Même son de cloche chez une autre femme de teint noir assise sur une murette sous l’ombre d’un acacia à quelques pas de Rebeuss. Elle a devant ses pieds un bol bien noué dans un foulard de couleur marron sur lequel est solidement attaché un bout de carton avec les références du destinataire du repas. Mine triste et très calme, elle accepte de partager son chagrin mais sous couvert de l’anonymat. «Je suis là pour apporter le repas à mon fils détenu dans cette prison depuis deux mois. Il n’est pas encore jugé et je n’ai aucune idée de quand il le sera car ne je n’ai pas les moyens de lui prendre un avocat. Je viens de Yeumbeul tous les jours, mais c’est très difficile pour moi. C’est certes difficile pour lui mais je souffre autant que lui, même si je ne suis pas emprisonnée», confie cette maman dans un wolof approximatif. Timide au début, elle enchaîne maintenant, se lamente pour se libérer de sa souffrance. «Je tenais un petit commerce et j’arrivais tant bien que mal à subvenir aux besoins de ma famille, mais depuis qu’il est incarcéré, il m’est impossible de le faire. Quand on a un détenu, on est aussi condamné car on ne peut manger quand on ignore s’il mange, on ne peut dormir quand on pense qu’il n’a peut-être pas où se coucher et on ne travaille plus à cause des démarches à effectuer et les allers et retours pour le voir et lui apporter son repas. C’est vraiment dur pour une maman, vraiment dur», insiste-t-elle, le regard perdu comme si elle se parlait toute seule.

La peine de la société
Sur le chemin de retour de Rebeuss, mère Nafi, soixantaine révolue, trimballe avec sa main droite, un sac en plastique transparent, qui laisse voir une assiette vide. Dans un ensemble grand boubou de tissu multicolore léger communément appelé voile, la vieille dame, assez corpulente, traine le pas. Elle est toute en sueur. «Cela fait deux ans que je brave soleil, froid et vent pour apporter le petit déjeuner et le repas à mon petit-fils inculpé alors qu’il essayait d’intervenir pour séparer deux bagarreurs. C’est plus que difficile d’autant plus qu’il n’est pas encore jugé. Personne ne peut imaginer encore moins jauger ma peine. Malgré mon âge et ma maladie, je suis la seule à pouvoir l’assister car ses deux parents sont morts et ses autres grands parents n’habitent pas Dakar», confesse-t-elle. Une seule chose l’encourage dans sa navette quotidienne : l’espoir de voir son petit-fils libre un jour, peut-être bientôt. «Au moins, il est là vivant et va sortir dès qu’il sera jugé car il est juste mêlé à cette histoire par pure bonne foi. Il aurait pu y mourir et là je l’aurais perdu à jamais, c’est pour cela que je rends grâce à Dieu même si c’est très dur.»

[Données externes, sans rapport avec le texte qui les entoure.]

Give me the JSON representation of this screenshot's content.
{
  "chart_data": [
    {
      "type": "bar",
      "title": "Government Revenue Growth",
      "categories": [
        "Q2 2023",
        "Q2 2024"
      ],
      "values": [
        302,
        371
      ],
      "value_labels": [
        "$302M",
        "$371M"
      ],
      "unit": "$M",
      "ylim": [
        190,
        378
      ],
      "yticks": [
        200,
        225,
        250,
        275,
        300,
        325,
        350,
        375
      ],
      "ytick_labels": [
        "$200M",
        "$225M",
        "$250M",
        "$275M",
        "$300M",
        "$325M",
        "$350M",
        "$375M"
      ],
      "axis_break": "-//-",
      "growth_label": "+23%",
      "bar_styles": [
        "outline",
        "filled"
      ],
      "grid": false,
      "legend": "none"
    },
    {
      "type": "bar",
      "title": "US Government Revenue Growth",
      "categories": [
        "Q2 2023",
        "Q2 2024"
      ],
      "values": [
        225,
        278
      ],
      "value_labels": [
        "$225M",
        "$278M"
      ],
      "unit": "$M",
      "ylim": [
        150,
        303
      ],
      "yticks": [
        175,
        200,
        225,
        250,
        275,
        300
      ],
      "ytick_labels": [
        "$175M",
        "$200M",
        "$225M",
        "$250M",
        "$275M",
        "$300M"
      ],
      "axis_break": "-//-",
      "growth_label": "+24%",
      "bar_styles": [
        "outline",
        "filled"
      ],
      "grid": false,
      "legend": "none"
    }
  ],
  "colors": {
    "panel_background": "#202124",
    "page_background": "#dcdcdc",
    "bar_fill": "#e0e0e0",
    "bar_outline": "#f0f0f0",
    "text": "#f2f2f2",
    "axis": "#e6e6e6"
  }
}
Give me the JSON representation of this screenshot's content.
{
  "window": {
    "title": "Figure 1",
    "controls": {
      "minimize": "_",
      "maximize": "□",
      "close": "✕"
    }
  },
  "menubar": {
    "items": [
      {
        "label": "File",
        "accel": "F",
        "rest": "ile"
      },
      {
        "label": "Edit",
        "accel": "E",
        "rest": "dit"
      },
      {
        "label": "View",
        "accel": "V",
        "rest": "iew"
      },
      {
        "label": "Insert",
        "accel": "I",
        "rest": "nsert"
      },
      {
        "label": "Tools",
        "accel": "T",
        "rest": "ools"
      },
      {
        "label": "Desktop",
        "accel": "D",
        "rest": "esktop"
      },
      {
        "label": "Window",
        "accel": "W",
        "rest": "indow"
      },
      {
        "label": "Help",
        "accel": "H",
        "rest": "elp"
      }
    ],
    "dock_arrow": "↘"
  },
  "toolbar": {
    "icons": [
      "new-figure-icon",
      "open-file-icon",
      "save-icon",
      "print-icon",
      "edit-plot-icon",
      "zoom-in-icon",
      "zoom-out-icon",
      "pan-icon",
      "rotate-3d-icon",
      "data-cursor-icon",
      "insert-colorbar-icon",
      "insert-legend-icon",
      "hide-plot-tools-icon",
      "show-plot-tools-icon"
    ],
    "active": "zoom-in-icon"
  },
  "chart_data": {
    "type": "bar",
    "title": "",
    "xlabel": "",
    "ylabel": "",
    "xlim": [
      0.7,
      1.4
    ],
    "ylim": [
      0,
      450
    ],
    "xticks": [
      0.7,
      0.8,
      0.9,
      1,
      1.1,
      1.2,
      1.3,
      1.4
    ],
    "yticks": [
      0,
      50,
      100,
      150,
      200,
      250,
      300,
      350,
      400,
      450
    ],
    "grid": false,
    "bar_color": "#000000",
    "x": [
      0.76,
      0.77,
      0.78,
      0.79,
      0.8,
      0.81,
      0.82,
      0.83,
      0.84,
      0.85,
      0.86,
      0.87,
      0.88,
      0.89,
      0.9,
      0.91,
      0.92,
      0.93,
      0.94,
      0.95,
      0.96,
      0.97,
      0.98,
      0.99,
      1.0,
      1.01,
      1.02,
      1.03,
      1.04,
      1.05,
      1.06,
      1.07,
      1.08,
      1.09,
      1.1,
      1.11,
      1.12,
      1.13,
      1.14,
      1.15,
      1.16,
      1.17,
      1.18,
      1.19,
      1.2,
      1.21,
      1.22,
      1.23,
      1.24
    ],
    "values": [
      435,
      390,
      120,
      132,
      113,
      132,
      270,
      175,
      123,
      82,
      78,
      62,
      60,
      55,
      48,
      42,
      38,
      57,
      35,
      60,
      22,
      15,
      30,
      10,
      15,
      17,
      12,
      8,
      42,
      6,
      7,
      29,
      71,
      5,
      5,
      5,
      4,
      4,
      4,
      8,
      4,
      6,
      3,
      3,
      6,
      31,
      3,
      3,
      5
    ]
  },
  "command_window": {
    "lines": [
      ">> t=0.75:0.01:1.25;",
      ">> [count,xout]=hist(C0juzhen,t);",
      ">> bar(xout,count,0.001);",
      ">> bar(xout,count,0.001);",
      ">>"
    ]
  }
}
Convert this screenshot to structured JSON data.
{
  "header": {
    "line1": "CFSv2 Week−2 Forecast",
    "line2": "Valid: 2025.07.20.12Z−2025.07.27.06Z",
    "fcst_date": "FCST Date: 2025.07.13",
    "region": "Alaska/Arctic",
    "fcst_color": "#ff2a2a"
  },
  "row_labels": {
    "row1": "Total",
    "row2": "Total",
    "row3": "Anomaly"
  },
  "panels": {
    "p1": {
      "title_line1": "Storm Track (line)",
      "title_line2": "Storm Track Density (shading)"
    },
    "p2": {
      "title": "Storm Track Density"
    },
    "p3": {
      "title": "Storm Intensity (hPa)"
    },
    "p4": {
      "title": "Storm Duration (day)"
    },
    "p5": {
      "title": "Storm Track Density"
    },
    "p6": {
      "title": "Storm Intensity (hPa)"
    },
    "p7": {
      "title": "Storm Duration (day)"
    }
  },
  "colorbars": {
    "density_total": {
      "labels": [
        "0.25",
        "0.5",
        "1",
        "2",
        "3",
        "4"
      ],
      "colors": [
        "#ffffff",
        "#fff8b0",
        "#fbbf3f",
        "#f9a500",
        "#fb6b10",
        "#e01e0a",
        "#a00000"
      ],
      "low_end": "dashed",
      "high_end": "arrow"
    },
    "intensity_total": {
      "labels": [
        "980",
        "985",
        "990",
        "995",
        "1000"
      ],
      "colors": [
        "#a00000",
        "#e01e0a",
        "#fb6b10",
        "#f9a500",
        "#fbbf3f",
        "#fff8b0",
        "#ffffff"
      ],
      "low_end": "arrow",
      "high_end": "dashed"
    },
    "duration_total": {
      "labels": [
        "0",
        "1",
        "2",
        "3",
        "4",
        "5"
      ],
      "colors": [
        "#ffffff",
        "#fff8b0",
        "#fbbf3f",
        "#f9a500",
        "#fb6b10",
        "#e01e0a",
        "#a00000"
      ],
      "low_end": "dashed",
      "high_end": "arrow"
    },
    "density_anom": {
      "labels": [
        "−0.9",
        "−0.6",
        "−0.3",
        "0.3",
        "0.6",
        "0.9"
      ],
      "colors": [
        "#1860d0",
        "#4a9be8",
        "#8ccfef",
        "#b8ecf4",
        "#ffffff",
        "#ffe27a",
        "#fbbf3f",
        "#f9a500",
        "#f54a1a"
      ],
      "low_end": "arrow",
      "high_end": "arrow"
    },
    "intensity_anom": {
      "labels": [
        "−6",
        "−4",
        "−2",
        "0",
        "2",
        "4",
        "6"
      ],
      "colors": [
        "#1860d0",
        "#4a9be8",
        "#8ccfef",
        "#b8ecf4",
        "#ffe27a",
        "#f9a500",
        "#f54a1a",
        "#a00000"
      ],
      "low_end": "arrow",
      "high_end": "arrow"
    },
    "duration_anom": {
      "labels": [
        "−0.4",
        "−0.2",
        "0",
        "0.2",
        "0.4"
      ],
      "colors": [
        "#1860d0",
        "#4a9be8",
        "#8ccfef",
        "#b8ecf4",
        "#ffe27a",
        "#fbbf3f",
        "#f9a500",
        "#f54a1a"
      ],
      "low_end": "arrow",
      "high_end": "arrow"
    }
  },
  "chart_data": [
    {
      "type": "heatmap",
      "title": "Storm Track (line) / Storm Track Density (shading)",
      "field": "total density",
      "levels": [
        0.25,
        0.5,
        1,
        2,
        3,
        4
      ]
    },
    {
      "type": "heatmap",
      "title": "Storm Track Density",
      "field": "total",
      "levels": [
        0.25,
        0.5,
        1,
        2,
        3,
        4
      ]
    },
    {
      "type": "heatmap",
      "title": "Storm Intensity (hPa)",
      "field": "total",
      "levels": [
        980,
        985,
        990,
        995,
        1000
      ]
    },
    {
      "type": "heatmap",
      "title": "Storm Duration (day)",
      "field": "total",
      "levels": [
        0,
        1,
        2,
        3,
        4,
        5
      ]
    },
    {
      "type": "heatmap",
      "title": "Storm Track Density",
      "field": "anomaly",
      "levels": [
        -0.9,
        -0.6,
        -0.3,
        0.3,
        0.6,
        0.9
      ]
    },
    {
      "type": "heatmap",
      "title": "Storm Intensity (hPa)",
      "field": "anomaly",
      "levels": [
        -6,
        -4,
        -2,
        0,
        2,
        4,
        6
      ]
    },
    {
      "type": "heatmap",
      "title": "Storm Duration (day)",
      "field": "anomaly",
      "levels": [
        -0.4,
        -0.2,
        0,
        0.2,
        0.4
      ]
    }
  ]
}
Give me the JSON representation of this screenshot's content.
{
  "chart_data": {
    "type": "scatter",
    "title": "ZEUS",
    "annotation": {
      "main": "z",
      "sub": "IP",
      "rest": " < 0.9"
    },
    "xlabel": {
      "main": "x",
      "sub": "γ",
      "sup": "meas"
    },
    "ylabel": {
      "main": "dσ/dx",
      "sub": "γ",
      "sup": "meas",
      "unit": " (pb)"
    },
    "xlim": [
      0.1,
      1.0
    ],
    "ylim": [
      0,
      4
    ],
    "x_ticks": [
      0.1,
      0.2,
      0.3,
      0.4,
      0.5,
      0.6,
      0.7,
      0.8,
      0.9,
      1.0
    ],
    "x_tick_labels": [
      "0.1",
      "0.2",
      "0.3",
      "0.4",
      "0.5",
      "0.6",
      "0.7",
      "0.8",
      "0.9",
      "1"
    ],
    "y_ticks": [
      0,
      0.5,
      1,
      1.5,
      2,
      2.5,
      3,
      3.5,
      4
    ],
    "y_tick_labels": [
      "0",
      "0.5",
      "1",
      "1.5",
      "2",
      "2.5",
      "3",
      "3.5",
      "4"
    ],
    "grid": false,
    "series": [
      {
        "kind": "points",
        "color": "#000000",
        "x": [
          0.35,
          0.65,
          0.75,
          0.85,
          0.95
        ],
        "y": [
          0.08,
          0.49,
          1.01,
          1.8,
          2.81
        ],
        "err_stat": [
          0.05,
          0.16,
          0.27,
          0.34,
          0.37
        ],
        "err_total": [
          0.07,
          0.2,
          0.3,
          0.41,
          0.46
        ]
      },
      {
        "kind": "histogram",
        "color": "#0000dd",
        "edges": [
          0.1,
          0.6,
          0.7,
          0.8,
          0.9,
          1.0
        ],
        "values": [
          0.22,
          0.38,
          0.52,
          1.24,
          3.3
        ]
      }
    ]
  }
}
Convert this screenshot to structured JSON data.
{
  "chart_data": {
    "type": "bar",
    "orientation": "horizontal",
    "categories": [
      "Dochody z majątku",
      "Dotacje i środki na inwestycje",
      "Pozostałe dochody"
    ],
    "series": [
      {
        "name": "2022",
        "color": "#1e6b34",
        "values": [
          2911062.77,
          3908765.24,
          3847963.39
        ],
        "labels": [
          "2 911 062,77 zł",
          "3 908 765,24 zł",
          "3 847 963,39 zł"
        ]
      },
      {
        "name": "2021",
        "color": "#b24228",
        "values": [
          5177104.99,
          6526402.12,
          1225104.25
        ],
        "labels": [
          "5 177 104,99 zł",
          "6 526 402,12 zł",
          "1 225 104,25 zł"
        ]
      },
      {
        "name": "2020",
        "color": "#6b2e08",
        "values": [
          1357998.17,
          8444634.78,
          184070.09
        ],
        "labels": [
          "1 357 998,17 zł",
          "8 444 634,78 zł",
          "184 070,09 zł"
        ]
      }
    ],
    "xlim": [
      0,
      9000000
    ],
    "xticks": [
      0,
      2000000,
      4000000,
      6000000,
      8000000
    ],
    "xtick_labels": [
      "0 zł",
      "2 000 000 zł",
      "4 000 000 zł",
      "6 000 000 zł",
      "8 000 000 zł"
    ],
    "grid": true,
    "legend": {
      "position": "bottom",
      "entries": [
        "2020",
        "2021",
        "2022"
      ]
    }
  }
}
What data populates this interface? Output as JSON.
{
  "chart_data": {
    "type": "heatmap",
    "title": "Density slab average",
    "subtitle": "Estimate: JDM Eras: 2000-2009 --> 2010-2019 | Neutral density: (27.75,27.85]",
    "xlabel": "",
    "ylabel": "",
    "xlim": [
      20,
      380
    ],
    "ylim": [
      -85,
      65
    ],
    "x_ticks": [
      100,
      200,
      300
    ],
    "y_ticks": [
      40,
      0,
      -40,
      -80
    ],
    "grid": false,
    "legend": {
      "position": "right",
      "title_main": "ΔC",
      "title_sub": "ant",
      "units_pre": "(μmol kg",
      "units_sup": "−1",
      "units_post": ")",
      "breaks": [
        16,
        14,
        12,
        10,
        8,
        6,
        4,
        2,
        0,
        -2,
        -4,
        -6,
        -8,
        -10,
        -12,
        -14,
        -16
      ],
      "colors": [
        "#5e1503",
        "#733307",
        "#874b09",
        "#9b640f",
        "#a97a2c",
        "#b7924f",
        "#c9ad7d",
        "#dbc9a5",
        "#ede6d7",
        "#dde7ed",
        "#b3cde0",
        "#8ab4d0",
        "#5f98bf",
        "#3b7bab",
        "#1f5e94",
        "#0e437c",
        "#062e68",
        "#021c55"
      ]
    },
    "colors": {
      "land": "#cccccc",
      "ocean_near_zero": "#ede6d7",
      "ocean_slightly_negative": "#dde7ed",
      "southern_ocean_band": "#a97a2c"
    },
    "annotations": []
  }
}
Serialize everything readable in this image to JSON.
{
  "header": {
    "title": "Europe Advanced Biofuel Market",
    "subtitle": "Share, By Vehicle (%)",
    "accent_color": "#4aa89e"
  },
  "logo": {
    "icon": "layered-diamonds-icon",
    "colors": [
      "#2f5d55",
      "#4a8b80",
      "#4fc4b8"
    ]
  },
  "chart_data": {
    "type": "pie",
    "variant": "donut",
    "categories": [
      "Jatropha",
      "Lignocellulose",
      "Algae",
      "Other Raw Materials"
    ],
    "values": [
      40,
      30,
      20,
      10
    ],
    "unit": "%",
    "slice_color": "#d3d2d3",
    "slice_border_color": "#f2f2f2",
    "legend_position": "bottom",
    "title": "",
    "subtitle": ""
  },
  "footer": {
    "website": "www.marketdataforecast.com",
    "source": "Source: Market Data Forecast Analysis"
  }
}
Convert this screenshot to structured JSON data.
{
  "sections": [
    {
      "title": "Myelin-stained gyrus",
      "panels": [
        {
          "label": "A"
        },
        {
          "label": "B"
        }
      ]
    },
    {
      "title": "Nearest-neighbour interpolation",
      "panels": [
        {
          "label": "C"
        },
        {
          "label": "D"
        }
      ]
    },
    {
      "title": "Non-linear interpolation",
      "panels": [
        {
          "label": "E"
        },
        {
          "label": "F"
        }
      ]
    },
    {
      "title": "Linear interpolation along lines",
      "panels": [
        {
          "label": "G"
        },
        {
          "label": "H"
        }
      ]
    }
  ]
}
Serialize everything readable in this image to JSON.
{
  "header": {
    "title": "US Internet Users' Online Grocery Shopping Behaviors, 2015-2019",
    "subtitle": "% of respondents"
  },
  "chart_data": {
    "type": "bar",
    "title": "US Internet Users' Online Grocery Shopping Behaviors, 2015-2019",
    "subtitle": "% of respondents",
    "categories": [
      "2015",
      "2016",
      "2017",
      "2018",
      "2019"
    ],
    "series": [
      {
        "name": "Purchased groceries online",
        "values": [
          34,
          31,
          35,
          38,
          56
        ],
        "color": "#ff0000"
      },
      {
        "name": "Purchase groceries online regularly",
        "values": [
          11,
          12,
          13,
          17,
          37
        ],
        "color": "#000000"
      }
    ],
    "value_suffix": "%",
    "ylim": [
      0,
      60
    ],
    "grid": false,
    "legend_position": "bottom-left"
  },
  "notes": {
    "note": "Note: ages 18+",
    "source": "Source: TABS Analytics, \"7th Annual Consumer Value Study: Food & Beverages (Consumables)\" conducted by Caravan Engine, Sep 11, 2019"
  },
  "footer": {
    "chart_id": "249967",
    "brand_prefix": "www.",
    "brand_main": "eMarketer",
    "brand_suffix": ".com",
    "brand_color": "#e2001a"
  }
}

11 heures à la Chambre criminelle du Tribunal de grande instance de Dakar. Le brouhaha contraste avec le silence à l’intérieur de la salle 4 du Palais de justice de Dakar. Ici, plusieurs destins se jouent et les familles des détenus tendent les oreilles pour entendre une sentence clémente du juge. Mais, ce n’est pas gagné d’avance.